Para a presidente da Comissão Permanente de Acessibilidade e Inclusão do TRT20, a juíza do trabalho Cinthia Lima de Araújo, eventos como este são essenciais para uma retomada de consciência. “Acessibilidade não se resume apenas a uma rampa ou um banheiro adaptado. É estarmos atentos ao olhar do outro. Nossa pressa do dia a dia não pode ser mais importante do que uma boa convivência em harmonia, a alteridade e a empatia. Aqui neste evento tentamos sensibilizar para que todos se apropriem dessa informação, que hoje já circula, mas as pessoas continuam achando que as suas necessidades são mais importantes. Olhar para o outro e perceber que existe alguém que quer apenas ter a mesma oportunidade e que precisa de um pouco mais de espaço, de acesso e de oportunidade, faz a diferença”.

O Fórum teve início com a palestra do procurador do Trabalho do MPT/SE, Mário Cruz, que falou sobre acessibilidade ao mercado de trabalho e a atuação do Ministério Público do Trabalho viabilizando esse acesso. “Não se pode dizer que não houve uma evolução, mas é ainda do entender, principalmente das pessoas com deficiência, assim como do MPT, muito aquém do que poderia já ter sido atingido. Existem muitas barreiras e uma das mais difíceis de transpor é justamente a barreira que a lei chama de atitudinal, que são, em outras palavras, as posturas preconceituosas. São aqueles preconceitos que se têm como base no pressuposto de que a pessoa por ter alguma deficiência não pode desenvolver um trabalho. É uma barreira invisível aos olhos, mas sem dúvida a mais perceptível de todas”.

Em seguida, o empresário Breno Oliveira contou um pouco de sua história de empreendedorismo à frente da gelateria il Sordo. “As pessoas precisam mudar sua forma de pensar, o que tá faltando é se colocar no lugar do outro e assim incluí-lo. Quando me tornei empreendedor eu pensei em ter uma empresa com um quadro de funcionários com colaboradores surdos, que eu pudesse capacitá-los e mostrar para sociedade que somos capazes e podemos trabalhar também.

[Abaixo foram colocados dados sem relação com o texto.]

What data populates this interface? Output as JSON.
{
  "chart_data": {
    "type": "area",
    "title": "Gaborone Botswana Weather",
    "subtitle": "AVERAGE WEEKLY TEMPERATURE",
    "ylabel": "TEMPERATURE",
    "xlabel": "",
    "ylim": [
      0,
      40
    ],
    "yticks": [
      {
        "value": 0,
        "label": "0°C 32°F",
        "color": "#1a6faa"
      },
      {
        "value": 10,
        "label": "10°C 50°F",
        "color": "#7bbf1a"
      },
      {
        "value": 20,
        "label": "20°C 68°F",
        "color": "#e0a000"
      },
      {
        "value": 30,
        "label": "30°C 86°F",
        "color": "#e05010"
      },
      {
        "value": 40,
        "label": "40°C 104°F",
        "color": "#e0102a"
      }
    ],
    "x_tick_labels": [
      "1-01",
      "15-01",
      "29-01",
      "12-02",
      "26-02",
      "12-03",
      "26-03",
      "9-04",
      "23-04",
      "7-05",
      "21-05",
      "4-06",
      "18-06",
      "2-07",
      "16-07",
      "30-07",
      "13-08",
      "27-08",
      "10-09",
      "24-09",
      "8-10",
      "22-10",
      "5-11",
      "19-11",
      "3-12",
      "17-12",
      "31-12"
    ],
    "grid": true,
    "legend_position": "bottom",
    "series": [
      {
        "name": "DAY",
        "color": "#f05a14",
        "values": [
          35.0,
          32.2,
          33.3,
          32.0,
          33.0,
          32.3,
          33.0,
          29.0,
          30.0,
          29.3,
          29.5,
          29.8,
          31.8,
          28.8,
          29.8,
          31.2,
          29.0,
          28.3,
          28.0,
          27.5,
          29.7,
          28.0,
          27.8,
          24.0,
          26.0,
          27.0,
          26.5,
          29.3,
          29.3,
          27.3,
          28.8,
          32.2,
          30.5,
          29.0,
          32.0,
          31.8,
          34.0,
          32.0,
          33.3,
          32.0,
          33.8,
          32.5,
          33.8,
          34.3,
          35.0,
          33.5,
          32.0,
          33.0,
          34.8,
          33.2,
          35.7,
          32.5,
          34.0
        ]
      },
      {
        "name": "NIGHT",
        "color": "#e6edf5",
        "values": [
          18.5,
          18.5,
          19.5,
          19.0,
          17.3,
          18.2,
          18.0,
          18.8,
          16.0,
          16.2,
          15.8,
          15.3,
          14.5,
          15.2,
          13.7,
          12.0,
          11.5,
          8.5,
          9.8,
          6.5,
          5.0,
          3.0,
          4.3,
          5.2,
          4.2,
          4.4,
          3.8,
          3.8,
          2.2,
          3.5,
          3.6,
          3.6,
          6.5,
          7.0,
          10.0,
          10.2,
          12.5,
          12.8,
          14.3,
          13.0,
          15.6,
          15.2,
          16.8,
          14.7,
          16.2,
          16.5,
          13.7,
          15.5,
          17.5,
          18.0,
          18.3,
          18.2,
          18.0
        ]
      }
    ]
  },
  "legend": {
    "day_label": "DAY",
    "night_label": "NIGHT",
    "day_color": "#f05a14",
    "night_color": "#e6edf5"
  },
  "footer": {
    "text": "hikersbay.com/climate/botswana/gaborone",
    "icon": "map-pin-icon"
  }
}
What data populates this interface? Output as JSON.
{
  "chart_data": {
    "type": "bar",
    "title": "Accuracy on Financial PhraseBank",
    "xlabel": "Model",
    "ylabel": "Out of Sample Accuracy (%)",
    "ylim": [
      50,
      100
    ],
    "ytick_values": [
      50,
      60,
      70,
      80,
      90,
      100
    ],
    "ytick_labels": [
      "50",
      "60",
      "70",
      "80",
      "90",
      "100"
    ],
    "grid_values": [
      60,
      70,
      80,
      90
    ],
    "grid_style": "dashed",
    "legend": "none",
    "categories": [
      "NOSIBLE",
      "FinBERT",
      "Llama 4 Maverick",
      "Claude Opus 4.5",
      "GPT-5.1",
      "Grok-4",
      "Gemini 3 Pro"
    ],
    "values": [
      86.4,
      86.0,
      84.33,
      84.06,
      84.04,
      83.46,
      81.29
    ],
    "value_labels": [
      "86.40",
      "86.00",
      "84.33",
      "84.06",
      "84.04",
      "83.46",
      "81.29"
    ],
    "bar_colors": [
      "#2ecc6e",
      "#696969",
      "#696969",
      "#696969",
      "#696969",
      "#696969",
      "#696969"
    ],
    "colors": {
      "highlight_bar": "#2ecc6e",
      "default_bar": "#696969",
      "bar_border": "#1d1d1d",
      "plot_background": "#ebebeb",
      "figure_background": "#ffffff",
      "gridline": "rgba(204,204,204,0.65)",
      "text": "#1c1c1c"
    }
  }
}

Hoje fico emocionado, é a primeira vez que sou convidado para um evento no Tribunal e vejo que aqui existe a responsabilidade de aconselhar e fiscalizar a sociedade, que não se trata só de pensar em direitos, mas começa no básico, todos têm que pensar no lugar do outro”.

O evento foi encerrado com a palestra de Daniela Kóvacs, chefe de seção de acessibilidade e inclusão do TRT da 2ª Região, pessoa com deficiência visual, autora livro Cão Guia: Anjo de Patas. “É um momento importante porque temos agora no âmbito do Poder Judiciário a Resolução 230/2016 – CNJ. Ela direciona a acessibilidade como um todo e foi um marco. Ela vai desde a acedibilidade física, que é importante tanto para o publico interno como externo, até os recursos de tecnologia assistiva. Então, é um momento importante porque temos toda uma legislação que respalda esse direito da pessoa com deficiência para a garantia do acesso à justiça”.